Se cumplen cien años del nacimiento de Julián Marías (Valladolid, 17 de junio de 1914 - Madrid, 15 de diciembre de 2005), que tuvo, como pidió en oración en Tierra Santa durante el Crucero Universitario de 1933, «una vida intensa y llena de sentido cristiano». Discípulo y continuador de Ortega cuando no favorecía asociar ese nombre al propio, su primera obra «personal» es Introducción a la Filosofía, en el que aplica de forma metódica la razón vital a su meditación. Desde entonces el tema central de su pensamiento fue la vida humana. Destaca Antropología metafísica en la que, según sus propias palabras, «alcanza su propio nivel». Allí desarrolla aspectos como la menesterosidad de la vida humana, su dimensión irreal y futuriza, su estructura polar, su instalación vectorial, la pretensión de felicidad. Y a partir de este momento va ganando en amplitud y profundidad: La mujer en el siglo XX, La mujer y su sombra, Breve tratado de la ilusión, La felicidad humana, Mapa del mundo personal?
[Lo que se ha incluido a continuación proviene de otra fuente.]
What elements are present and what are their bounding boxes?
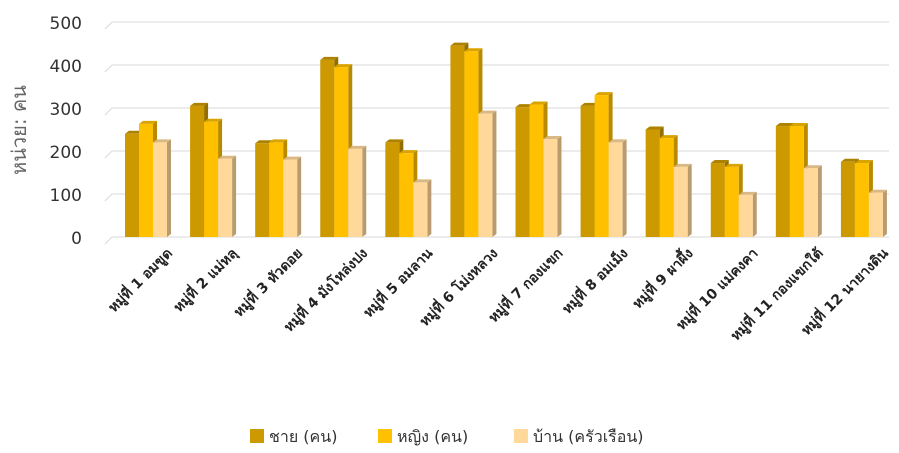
- legend-label: บ้าน (ครัวเรือน): [533, 427, 644, 446]
- y-tick-label: 500: [50, 14, 82, 34]
- bar-3-3: [283, 156, 302, 237]
- bar-series: [125, 42, 887, 238]
- gridlines: [104, 21, 889, 245]
- bar-10-3: [738, 191, 757, 237]
- legend-label: หญิง (คน): [397, 427, 468, 446]
- y-axis-ticks: 0 100 200 300 400 500: [50, 14, 82, 249]
- legend: ชาย (คน) หญิง (คน) บ้าน (ครัวเรือน): [250, 427, 644, 446]
- y-tick-label: 300: [50, 100, 82, 120]
- x-category-label: หมู่ที่ 8 อมเม็ง: [557, 243, 631, 317]
- x-category-label: หมู่ที่ 2 แม่หลุ: [169, 243, 241, 315]
- bar-6-3: [478, 110, 497, 237]
- legend-item-2: หญิง (คน): [378, 427, 468, 446]
- y-tick-label: 100: [50, 186, 82, 206]
- gridline-depth-500: [104, 21, 113, 30]
- y-tick-label: 0: [71, 229, 82, 249]
- bar-4-3: [348, 145, 367, 237]
- gridline-depth-100: [104, 193, 113, 202]
- gridline-depth-0: [104, 236, 113, 245]
- x-category-label: หมู่ที่ 3 หัวดอย: [229, 243, 306, 320]
- legend-swatch: [378, 429, 392, 443]
- y-axis-label: หน่วย: คน: [7, 85, 31, 175]
- gridline-depth-200: [104, 150, 113, 159]
- y-tick-label: 400: [50, 57, 82, 77]
- gridline-depth-400: [104, 64, 113, 73]
- x-category-label: หมู่ที่ 1 อมขูด: [103, 243, 175, 315]
- bar-12-2: [854, 160, 873, 237]
- gridline-depth-300: [104, 107, 113, 116]
- bar-7-3: [543, 135, 562, 237]
- legend-swatch: [250, 429, 264, 443]
- bar-1-3: [153, 139, 171, 237]
- legend-label: ชาย (คน): [269, 427, 337, 446]
- bar-9-3: [673, 163, 692, 237]
- y-tick-label: 200: [50, 143, 82, 163]
- legend-item-1: ชาย (คน): [250, 427, 337, 446]
- bar-12-3: [868, 189, 887, 237]
- bar-8-3: [608, 139, 627, 237]
- bar-11-3: [803, 165, 822, 237]
- bar-5-3: [413, 179, 432, 237]
- legend-item-3: บ้าน (ครัวเรือน): [514, 427, 644, 446]
- x-category-label: หมู่ที่ 9 ผาผึ้ง: [627, 243, 697, 313]
- x-axis-labels: หมู่ที่ 1 อมขูดหมู่ที่ 2 แม่หลุหมู่ที่ 3…: [103, 243, 892, 345]
- bar-2-3: [218, 155, 237, 237]
- legend-swatch: [514, 429, 528, 443]
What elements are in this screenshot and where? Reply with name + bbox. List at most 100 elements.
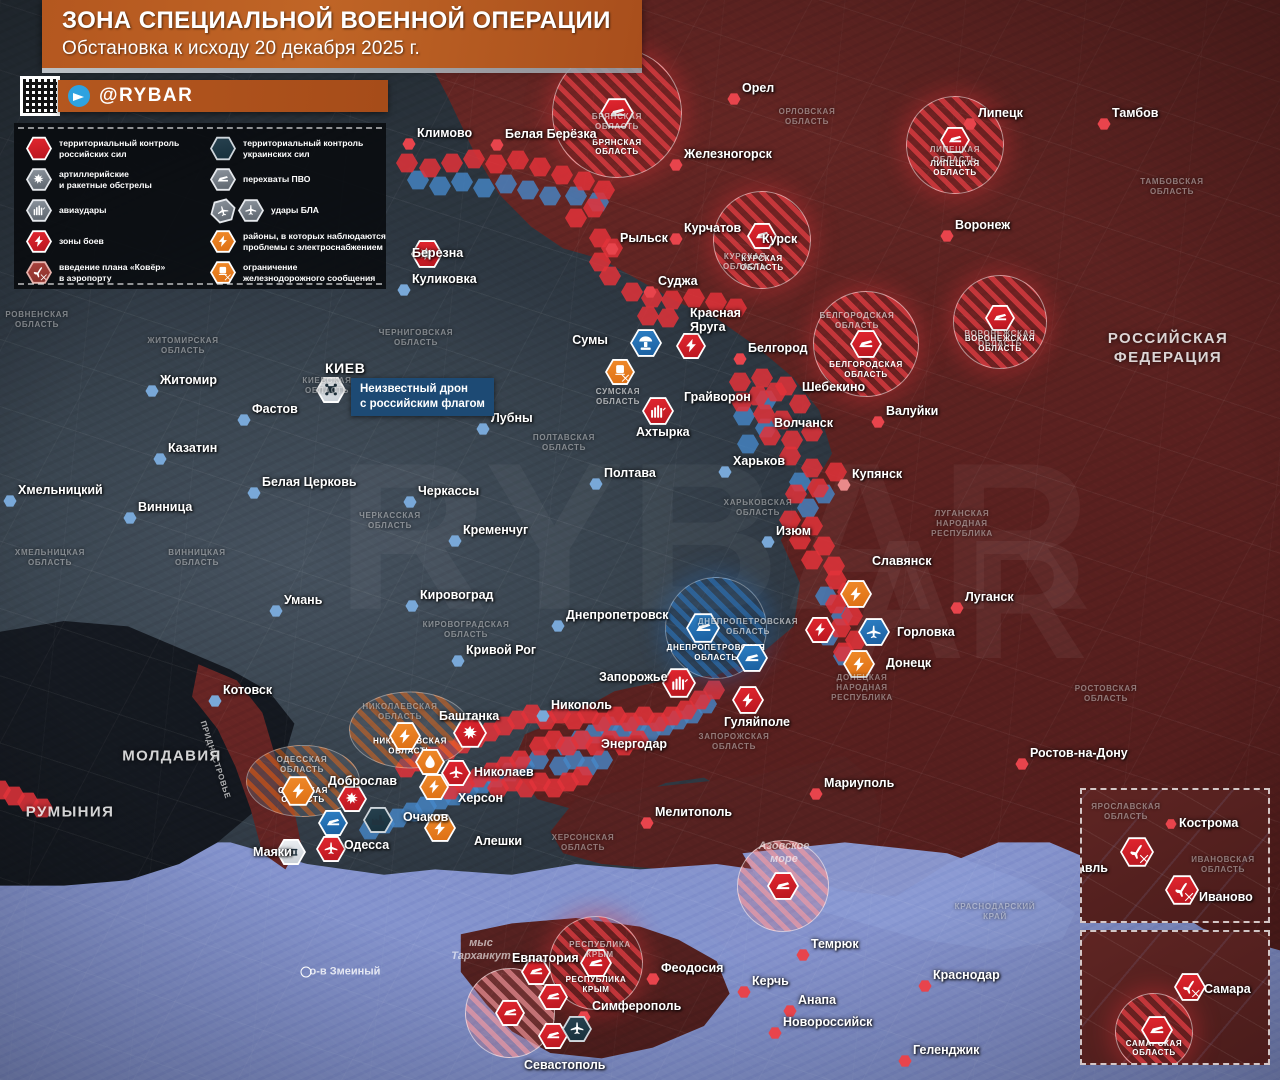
event-marker[interactable] <box>732 685 764 714</box>
event-marker[interactable] <box>940 126 970 154</box>
front-line-cell <box>463 149 485 169</box>
event-marker[interactable] <box>538 983 568 1011</box>
city-dot <box>669 159 683 171</box>
city-label: Волчанск <box>774 416 833 430</box>
event-marker[interactable] <box>580 948 612 977</box>
city-label: Черкассы <box>418 484 480 498</box>
city-label: Кировоград <box>420 588 494 602</box>
legend-item-label: территориальный контроль украинских сил <box>243 138 364 159</box>
city-dot <box>940 230 954 242</box>
city-dot <box>640 817 654 829</box>
front-line-cell <box>565 186 587 206</box>
city-label: Ростов-на-Дону <box>1030 746 1128 760</box>
event-marker[interactable] <box>441 759 471 787</box>
air-defense-icon <box>686 613 720 643</box>
event-marker[interactable] <box>686 612 720 643</box>
city-label: Керчь <box>752 974 789 988</box>
event-marker[interactable] <box>281 775 315 806</box>
city-dot <box>589 478 603 490</box>
city-label: Котовск <box>223 683 273 697</box>
rybar-channel-bar[interactable]: @RYBAR <box>58 80 388 112</box>
city-label: Гуляйполе <box>724 715 790 729</box>
oblast-label: СУМСКАЯ ОБЛАСТЬ <box>595 387 641 406</box>
front-line-cell <box>583 198 605 218</box>
city-label: Шебекино <box>802 380 866 394</box>
event-marker[interactable] <box>858 617 890 646</box>
city-label: Феодосия <box>661 961 724 975</box>
event-marker[interactable] <box>389 721 421 750</box>
air-defense-icon <box>210 168 236 191</box>
legend-item: перехваты ПВО <box>210 166 388 193</box>
city-label: Рыльск <box>620 231 668 245</box>
oblast-label: ЛУГАНСКАЯ НАРОДНАЯ РЕСПУБЛИКА <box>931 509 993 538</box>
city-label: Херсон <box>458 791 504 805</box>
legend-item-label: перехваты ПВО <box>243 174 311 185</box>
air-defense-icon <box>1141 1016 1173 1044</box>
city-dot <box>898 1055 912 1067</box>
event-marker[interactable] <box>415 748 445 776</box>
event-marker[interactable] <box>736 643 768 672</box>
city-dot <box>669 233 683 245</box>
event-marker[interactable] <box>747 222 777 250</box>
oblast-label: НИКОЛАЕВСКАЯ ОБЛАСТЬ <box>362 702 438 721</box>
legend-item: районы, в которых наблюдаются проблемы с … <box>210 228 388 255</box>
legend-item-label: артиллерийские и ракетные обстрелы <box>59 169 152 190</box>
front-line-cell <box>551 165 573 185</box>
event-marker[interactable] <box>316 835 346 863</box>
event-marker[interactable] <box>363 806 393 834</box>
event-marker[interactable] <box>495 999 525 1027</box>
front-line-cell <box>801 516 823 536</box>
city-dot <box>476 423 490 435</box>
front-line-cell <box>779 510 801 530</box>
event-marker[interactable] <box>521 958 551 986</box>
zone-label: ДНЕПРОПЕТРОВСКАЯ ОБЛАСТЬ <box>666 643 766 662</box>
event-marker[interactable] <box>424 813 456 842</box>
front-line-cell <box>539 186 561 206</box>
city-label: Липецк <box>978 106 1023 120</box>
event-marker[interactable] <box>411 239 443 268</box>
front-line-cell <box>593 180 615 200</box>
event-marker[interactable] <box>318 809 348 837</box>
event-marker[interactable] <box>843 649 875 678</box>
event-marker[interactable] <box>1174 972 1206 1001</box>
event-marker[interactable] <box>840 579 872 608</box>
air-defense-icon <box>600 98 634 128</box>
city-label: Умань <box>284 593 323 607</box>
front-line-cell <box>599 266 621 286</box>
airstrike-icon <box>662 668 696 698</box>
city-label: Одесса <box>344 838 390 852</box>
event-marker[interactable] <box>642 396 674 425</box>
city-label: Темрюк <box>811 937 859 951</box>
event-marker[interactable] <box>630 328 662 357</box>
inset-map: ЯРОСЛАВСКАЯ ОБЛАСТЬ ИВАНОВСКАЯ ОБЛАСТЬ Кос… <box>1080 788 1270 923</box>
city-label: Суджа <box>658 274 698 288</box>
front-line-cell <box>703 680 725 700</box>
event-marker[interactable] <box>276 838 306 866</box>
event-marker[interactable] <box>419 773 449 801</box>
airport-kover-icon <box>1165 875 1199 905</box>
front-line-cell <box>753 404 775 424</box>
air-defense-icon <box>747 223 777 249</box>
event-marker[interactable] <box>850 329 882 358</box>
event-marker[interactable] <box>985 304 1015 332</box>
city-dot <box>269 605 283 617</box>
event-marker[interactable] <box>337 785 367 813</box>
event-marker[interactable] <box>767 871 799 900</box>
event-marker[interactable] <box>316 376 346 404</box>
city-label: Мариуполь <box>824 776 895 790</box>
event-marker[interactable] <box>805 616 835 644</box>
page-title: ЗОНА СПЕЦИАЛЬНОЙ ВОЕННОЙ ОПЕРАЦИИ <box>62 7 611 34</box>
front-line-cell <box>737 434 759 454</box>
event-marker[interactable] <box>453 717 487 748</box>
event-marker[interactable] <box>600 97 634 128</box>
event-marker[interactable] <box>676 332 706 360</box>
event-marker[interactable] <box>1120 836 1154 867</box>
event-marker[interactable] <box>1165 874 1199 905</box>
front-line-cell <box>473 178 495 198</box>
event-marker[interactable] <box>662 667 696 698</box>
air-defense-icon <box>985 305 1015 331</box>
title-bevel <box>42 68 642 73</box>
event-marker[interactable] <box>1141 1015 1173 1044</box>
event-marker[interactable] <box>562 1015 592 1043</box>
event-marker[interactable] <box>605 358 635 386</box>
Su delicioso librito Tratado de lo mejor es la presentación de una moral sustentada en la propia realidad humana rehuyendo un fundamento apriorístico en Dios, a pesar de ser Marías un pensador de profundas raíces cristianas.

Ha aplicado también la razón vital a la vida colectiva: después de estudiar el concepto histórico-social de la generación en El método histórico de las generaciones, y de haber conocido las sociedades americanas del norte y del sur, cuya influencia en su pensamiento siempre reconoció con agradecimiento, publica en 1955 su gran obra sociológica, La estructura social. En ella analiza detenidamente conceptos previos como las generaciones y las creencias, de tan clara raíz orteguiana, y se pone de manifiesto su autonomía respecto a su maestro, del que dos años después aparece, póstumamente y sobre el mismo tema, El hombre y la gente, tan distinto en sus planteamientos y su desarrollo. Y en 1984 publica España inteligible, que supone el primer intento serio de comprender la realidad española como un proceso de estructura dramática con un argumento bien definido.

Pero no se agota aquí el interés de Julián Marías. Hombre esperanzado, cree que la voluntad humana es en buena medida capaz de superar cualquier dificultad con tal de aplicarse a ello seriamente, y adopta un lema que le acompañará toda la vida: «que por mí no quede». Pronto tuvo ocasión de aplicarlo: tiene 24 años cuando acaba la Guerra Civil, que él ha pasado en Madrid, y su catedrático de Lógica, Julián Besteiro, se esfuerza por evitar una prolongación innecesaria de la guerra. Marías se une a ese esfuerzo por evitar tanta destrucción estéril. Muchos años más tarde confesará que esta actividad desplegada entonces constituía su único motivo de orgullo.

Esos antecedentes, y su firme lealtad a unos valores que le impedían prestar el juramento que exigía el régimen franquista, impidieron que realizase su profunda vocación de profesor universitario en España -lo fue en otros países-, pero no le impidió ingresar en la Real Academia Española, que se había mantenido firme desde el principio ante los intentos de Franco de intervenir en sus decisiones.

Con el fallecimiento de su mujer, Dolores Franco, Lolita, en la Navidad de 1977, se produce una suspensión en su vida, que se mantiene hasta que acepta dar un ciclo de conferencias en Buenos Aires. Se le acerca allí una anciana de provincias para contarle un sueño que se le ha repetido a primeros de año, y que carecía para ella de sentido hasta reconocer su nombre en los carteles que anunciaban las conferencias. En ese sueño le decían: «Dolores Franco ha llegado a la presencia del Señor; debe decírselo a Julián Marías». Él guardaba estas palabras en su corazón, y recordaba su viaje de novios por los pueblos castellanos, cuando Lolita conseguía que les abriesen las iglesias cerradas que pretendían visitar y él bromeaba diciendo que, llegado el momento, ella se encargaría también de que le abriesen las puertas del cielo.

En el prólogo de su último libro, Julián Marías se despedía de sus lectores: «No perdamos la esperanza. Mientras gracias a esa fuerza me encamino a Dios e imagino cerca, con ilusión, la vida perdurable, pido a mis amables lectores -que me han acompañado benevolentes y atentos durante tanto tiempo- tengan presente el último verso de ese primer soneto de las Rimas sacras de Lope: "Vuelve a la patria la razón perdida", cuando su luz venza mi oscuridad. Esa luz perpetua que siempre me iluminará. Nos iluminará, divina y admirablemente, a todos con su hermosísima claridad. Con su todopoderosa fuerza».